10.18.2015

String of Family

We recently watched Woman in Gold and if you haven't seen it yet, do yourself a favor and carve out a couple of hours as it is beautiful with a capital "B."  

Tears ran down my face several times from being reminded of the hard, hard moments people have gone through in history.  The kind of hard like saying goodbye to your parents knowing you will never see them again.  The kind of hard like running for your life through the streets trying desperately to escape the people you know want nothing more than to see you suffer until you finally die because they believe you are worth less than nothing.  The kind of hard like starting your life completely over in a brand new country knowing you don't have your family lineage in its entirety and never will again. 

The kind of hard which quickly puts what I think of as hard into a perspective of well, let's just move right along because love a duck, this life is easy.

After the movie, we came upstairs and vacuum-packed the herbs picked from the porch earlier in the evening in anticipation of the first chilly frost.  As I was writing basil, spicy basil, and thyme on the little pouches I turned to Kiel and said, "My parents would be proud of us right now.  I can't tell you how many nights I went to sleep with the sound of the vacuum-packer sealing up whatever it was they wanted to preserve." 


I come from a long string line of canning, freezing, doing whatever it takes to save food grown in the summer for the long North Dakota winter.  It is deeply rooted in my dad's family and in my mom's too.  Great-Grandma Alice didn't waste one bit of a butchered pig right down to the head and Grandma Gladys wouldn't have dreamed of letting even one carrot not be pulled from her massive gardens. 

I often think about the folks that came before me and pushed through enormous hardship.  My great grandparents coming over from Norway and Germany, my grandparents surviving the Great Depression, my parents getting through the droughts of the 80s...

It's a long history of grinning and bearing. 

A string of events that leads to me standing in the kitchen vacuum-packing herbs from the pots on the porch and my almost four year old niece Hazel learning how to get the kernels out of a durum head from her Auntie Em.

Family history makes us. 


It makes us have a reserve tank to pull from when needed.  

If I ever am faced with actual hard things, I like to think Grandma Gladys would come through in me with her quiet strong will and Great-Grandma Alice too, with her fearless attitude. 

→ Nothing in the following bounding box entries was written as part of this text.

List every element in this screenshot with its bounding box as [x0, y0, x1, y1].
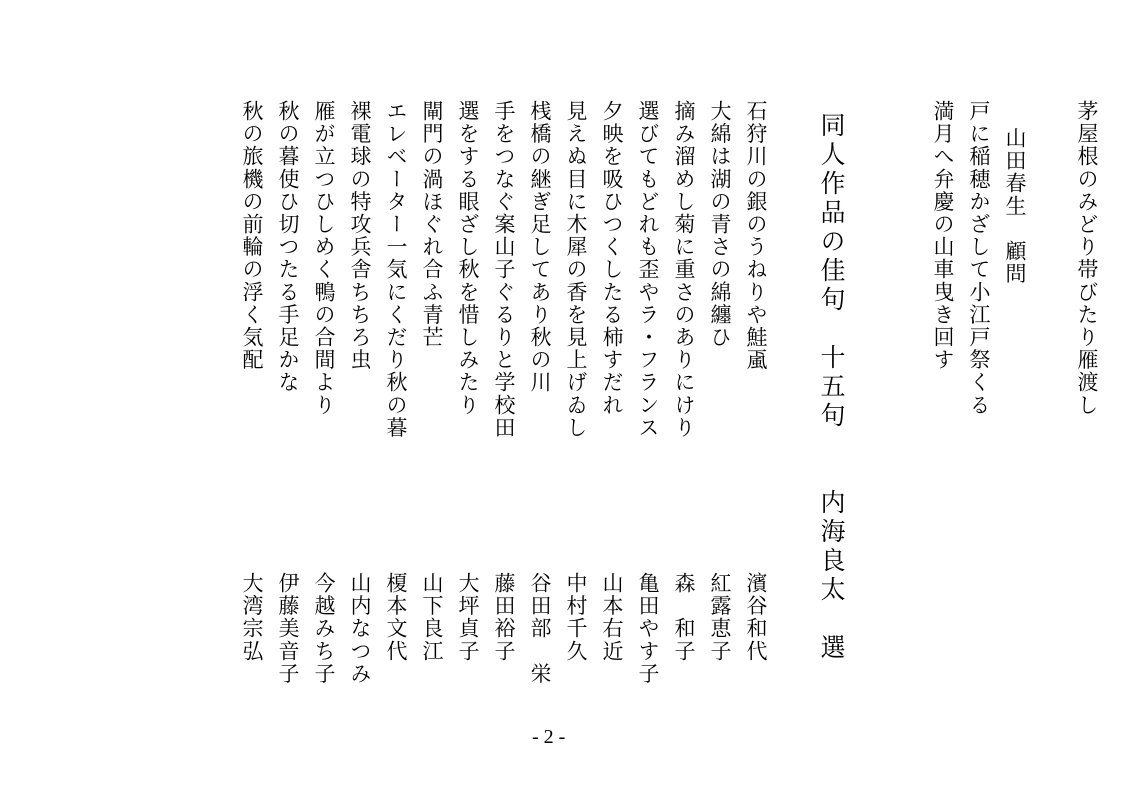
haiku-line: 裸電球の特攻兵舎ちちろ虫: [348, 100, 372, 372]
haiku-line: 満月へ弁慶の山車曳き回す: [931, 100, 955, 372]
haiku-line: 秋の旅機の前輪の浮く気配: [240, 100, 264, 372]
author-name: 中村千久: [564, 572, 588, 663]
haiku-line: 桟橋の継ぎ足してあり秋の川: [528, 100, 552, 394]
author-name: 谷田部 栄: [528, 572, 552, 685]
author-name: 大湾宗弘: [240, 572, 264, 663]
author-name: 紅露恵子: [708, 572, 732, 663]
author-name: 榎本文代: [384, 572, 408, 663]
author-name: 亀田やす子: [636, 572, 660, 685]
author-name: 山田春生 顧問: [1003, 127, 1027, 286]
haiku-line: 茅屋根のみどり帯びたり雁渡し: [1075, 100, 1099, 417]
author-name: 今越みち子: [312, 572, 336, 685]
author-name: 山内なつみ: [348, 572, 372, 685]
haiku-line: 選をする眼ざし秋を惜しみたり: [456, 100, 480, 417]
haiku-line: 見えぬ目に木犀の香を見上げゐし: [564, 100, 588, 439]
haiku-line: 選びてもどれも歪やラ・フランス: [636, 100, 660, 439]
author-name: 森 和子: [672, 572, 696, 663]
author-name: 大坪貞子: [456, 572, 480, 663]
haiku-line: 摘み溜めし菊に重さのありにけり: [672, 100, 696, 439]
author-name: 藤田裕子: [492, 572, 516, 663]
haiku-line: 大綿は湖の青さの綿纏ひ: [708, 100, 732, 349]
author-name: 濱谷和代: [744, 572, 768, 663]
haiku-line: 石狩川の銀のうねりや鮭颪: [744, 100, 768, 372]
haiku-line: エレベーター一気にくだり秋の暮: [384, 100, 408, 439]
haiku-line: 秋の暮使ひ切つたる手足かな: [276, 100, 300, 394]
haiku-line: 閘門の渦ほぐれ合ふ青芒: [420, 100, 444, 349]
haiku-line: 手をつなぐ案山子ぐるりと学校田: [492, 100, 516, 439]
haiku-line: 戸に稲穂かざして小江戸祭くる: [967, 100, 991, 417]
haiku-line: 雁が立つひしめく鴨の合間より: [312, 100, 336, 417]
haiku-line: 夕映を吸ひつくしたる柿すだれ: [600, 100, 624, 417]
author-name: 伊藤美音子: [276, 572, 300, 685]
author-name: 山本右近: [600, 572, 624, 663]
author-name: 山下良江: [420, 572, 444, 663]
page-number: - 2 -: [532, 726, 566, 748]
section-heading: 同人作品の佳句 十五句 内海良太 選: [817, 112, 846, 663]
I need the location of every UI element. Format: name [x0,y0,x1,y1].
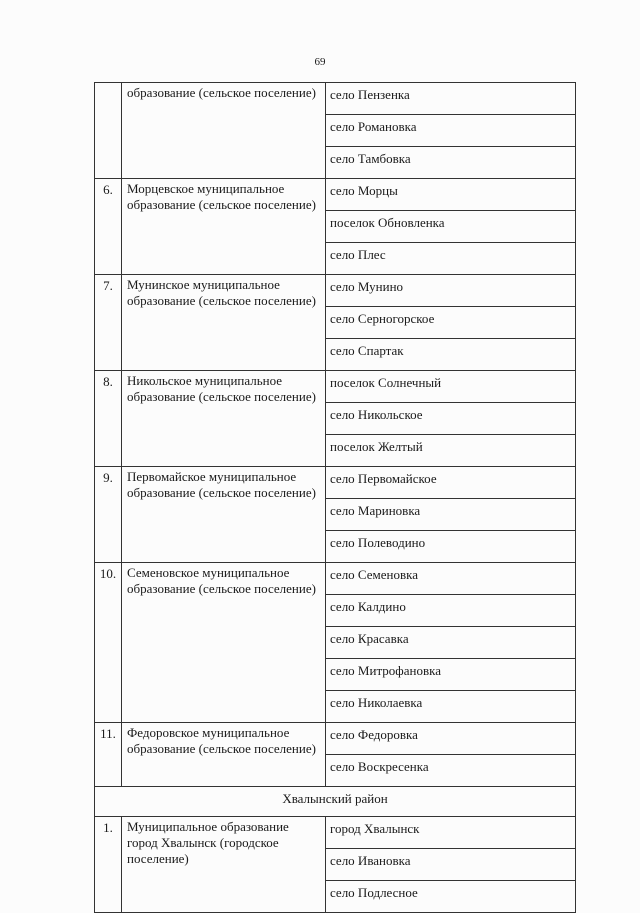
settlement-name: село Серногорское [326,307,576,339]
table-row [95,467,576,499]
page-number: 69 [314,56,326,68]
table-row [95,563,576,595]
settlement-name: поселок Обновленка [326,211,576,243]
settlement-name: село Полеводино [326,531,576,563]
section-title: Хвалынский район [95,787,576,817]
settlement-name: село Николаевка [326,691,576,723]
row-number: 6. [95,179,122,275]
municipality-name: образование (сельское поселение) [122,83,326,179]
settlement-name: село Романовка [326,115,576,147]
settlement-name: село Красавка [326,627,576,659]
settlement-name: село Семеновка [326,563,576,595]
settlement-name: село Плес [326,243,576,275]
settlement-name: город Хвалынск [326,817,576,849]
settlement-name: село Пензенка [326,83,576,115]
settlement-name: село Митрофановка [326,659,576,691]
municipality-name: Никольское муниципальное образование (сельское поселение) [122,371,326,467]
settlement-name: поселок Солнечный [326,371,576,403]
municipality-name: Семеновское муниципальное образование (сельское поселение) [122,563,326,723]
row-number: 1. [95,817,122,913]
table-body [95,83,576,913]
table-row [95,723,576,755]
row-number [95,83,122,179]
municipality-name: Мунинское муниципальное образование (сельское поселение) [122,275,326,371]
settlement-name: село Воскресенка [326,755,576,787]
table-row [95,179,576,211]
settlement-name: поселок Желтый [326,435,576,467]
row-number: 10. [95,563,122,723]
section-row [95,787,576,817]
table-row [95,371,576,403]
municipality-name: Морцевское муниципальное образование (сельское поселение) [122,179,326,275]
settlement-name: село Калдино [326,595,576,627]
settlement-name: село Морцы [326,179,576,211]
settlement-name: село Тамбовка [326,147,576,179]
municipality-name: Федоровское муниципальное образование (сельское поселение) [122,723,326,787]
settlements-table [94,82,576,913]
table-row [95,83,576,115]
row-number: 8. [95,371,122,467]
settlement-name: село Первомайское [326,467,576,499]
settlement-name: село Мариновка [326,499,576,531]
settlement-name: село Ивановка [326,849,576,881]
municipality-name: Первомайское муниципальное образование (сельское поселение) [122,467,326,563]
table-row [95,275,576,307]
settlement-name: село Мунино [326,275,576,307]
table-row [95,817,576,849]
row-number: 9. [95,467,122,563]
row-number: 7. [95,275,122,371]
settlement-name: село Подлесное [326,881,576,913]
row-number: 11. [95,723,122,787]
settlement-name: село Спартак [326,339,576,371]
municipality-name: Муниципальное образование город Хвалынск (городское поселение) [122,817,326,913]
settlement-name: село Федоровка [326,723,576,755]
settlement-name: село Никольское [326,403,576,435]
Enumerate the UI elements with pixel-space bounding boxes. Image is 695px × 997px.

I like to think I'd pull from the string which has connected us all.  

And so, I say a simple thank you.  Thank you to my great-grandparents, grandparents, and parents.  For having grit.  For getting through.  So that I can flutter around and take pictures of pretty things, travel all around, and live this life. 

2 comments:

Sandy said...

Glad we share the same heritage and glad you are a young person who appreciates that family lineage.

Amy said...

Ditto to you on the same heritage. We are the lucky ones.